Obviously I feel that way about all National Parks, given this challenge I have taken on. Still, I have felt even more deeply connected to a handful of parks, a few that speak to my soul, parks in which I feel totally at home. Rock Mountain ranks as such, as that park weaned my love of National Parks, and it hosted Sue and I exchanging our vows. Olympic - with its diversity of mountains, rain forests, and rocky beaches - had me on my first visit.

Acadia joins these parks.

Each trip there has been special, none more so than 29 years ago, when - during a snowstorm - Sue and I walked away from the park entrance, taking the first steps of our cross-country Litterwalk.
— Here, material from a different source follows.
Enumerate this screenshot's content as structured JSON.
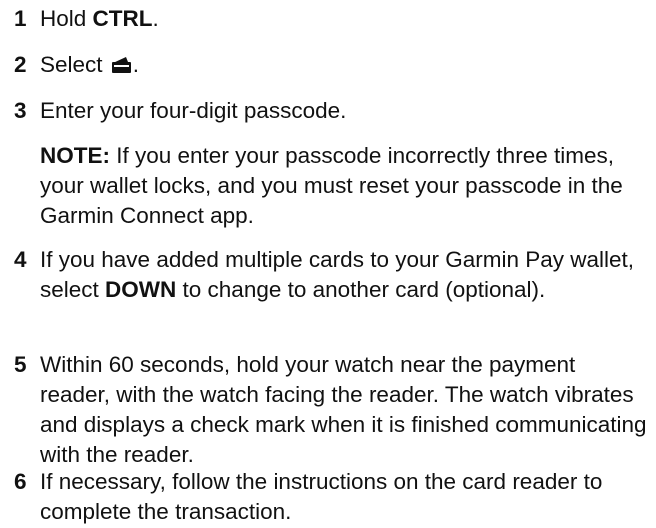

Driving to the park three decades later triggered those memories. Though the years have changed the commercial/retail landscape of the roads, I still recognized some landmarks. The World Traders store - seems like we stopped in there for a few minutes, looking at postcards and taken a break from the snow outside. Is that the Thai restaurant we had lunch at, where a diner at the next table gave us advice that prevented a looming disaster for our trip? And there - the hotel/cabins we holed up on our first night.

So much for old memories - time to make new ones. With free time until 1:00, I had reserved a bike to explore Acadia's unique feature - its cnetwork of arriage roads. First, a little history:

In the early years of National Parks, all parks lay in the magnificent landscapes of the far west. To bring the parks' popularity to all Americans - and to dilute the resentment the 'every-day person' felt paying taxes to support parks they would never see - conservationists worked toward an eastern park.

Up stepped John D. Rockefeller Jr. He owned land on Mt. Desert Island in Maine, and hobnobbed with other wealthy landowners. He convinced them to donate their lands to create a federal park. In 1916, President Wilson took the donated land and established Sieur de Monts National Monument, named after an early French explorer [remember that name in a couple of days]. Congress elevated the land to Lafayette National Park in 1919, and rechristened it as Acadia NP in 1929 (also adding Schoodic Peninsula to the park that same year).

As part of his vision for the park, from 1915-1940 Rockefeller designed and developed a network of carriage roads throughout the park, connecting points of interest.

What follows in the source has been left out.